In this wonderfully crafted booklet, the last before his untimely death, Reimer gifts his readers with a succinct summary of a topic that has preoccupied much of Christian theology. The genius of this work lies in a careful and eminently fair portrayal of how warfare has been understood in church history. He situates each perspective on war—pacifism, just war, and crusades—in its social, political, and theological setting showing the many nuanced twists of meaning through time.
Reimer also places his own view on the subject in context. He rejects the non-resistance of Guy F. Hershberger and then with a nervous nod to John H. Yoder’s peace theology, he briefly presents his own “pacifism” under the heading, “Policing, Human Security, and the Responsibility to Protect.” Here he argues for an account of peacemaking that transcends both Hershberger and Yoder. He summarizes as follows: “My position would be that Christians should support policing as an alternative to war, even though the threat of lethal force may occasionally be necessary” (170).
While I enthusiastically recommend this book, I raise two questions for further reflection. The first has to do with the distinction between policing and just war. I question whether this distinction is as significant as Reimer proposes. Quite apart from its danger in underwriting the current logic of American international politics, which is after all premised on the notion of the superpower as international police, I suggest that the distinction is theologically significant only when policing is unpacked as a form of non-violence. Given Reimer’s rather general description of policing which includes the threat and possible use of lethal force, one wonders whether this is not merely a refinement of just war logic. Hence I would argue that the promise of policing as an alternative to war, especially in assisting defenseless populations, lies in its ability to be conceived as a pacifist option. So policing as an alternative to war which carries with it the threat and use of lethal force adopts too much of the logic that currently has residence in the house of just war thinking.
The second question has to do with Reimer’s language of faithful Christian action. His passion for those who are caught in powers of violence and injustice—a passion that is linked to the passion of Christ, and hence should not be questioned—leads him to the conclusion (unwarranted in my view) that we must do what is necessary to change their lot. It is the last part of this sentence—do what is necessary—that leads Reimer to a view of responsibility that I believe is in tension with Christ’s call to his disciples to take up the cross. It is certainly true that there are times when we cannot see how policing without the threat and use of lethal force will overcome injustice, as it is equally true that we cannot always see how non-violent strategies will do that.

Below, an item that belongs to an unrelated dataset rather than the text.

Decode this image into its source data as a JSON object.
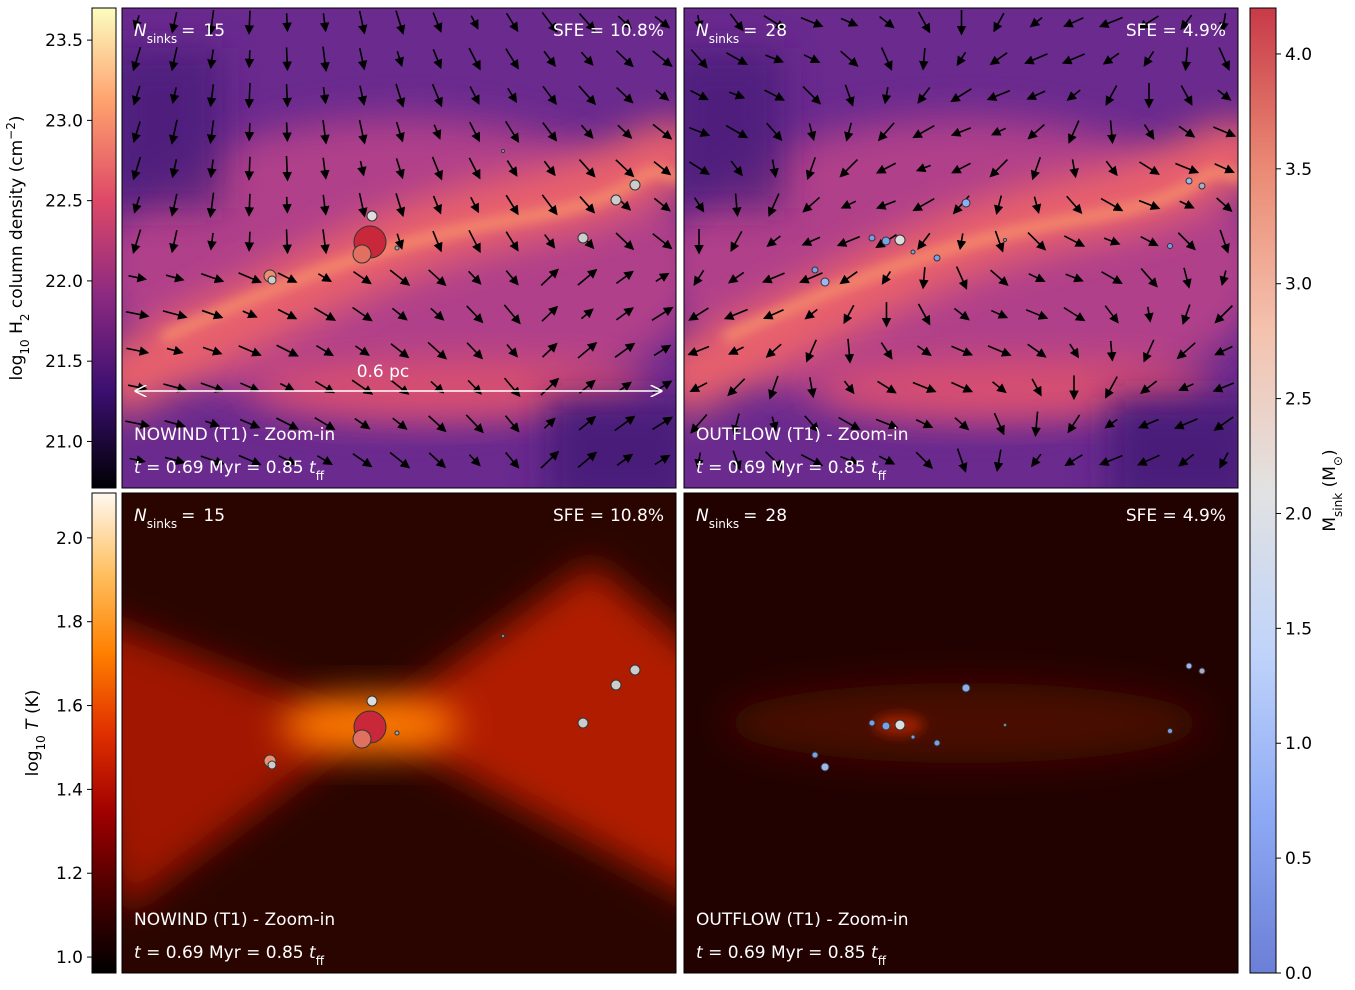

This then leads to two fundamental options: one, that since we confess that God is in charge we stand in solidarity, lament, and agony with the suffering ones as signs pointing to a hope in God’s redemption—as did Christ in the Garden of Gethsemane; and two, that we explore the responsible use of violence. In opting for the second approach, it seems to me that Reimer undervalues the vision of the Christian gospel which he in so many of his other writings passionately affirms, namely, the mysterious redemptive presence of God in ways beyond the human imagination. In a way, I am asking that the Trinity—the subject of his last chapter—do more work in shaping his view of moral agency. For I wonder whether mysterious, crucified God looks that kindly on human necessity.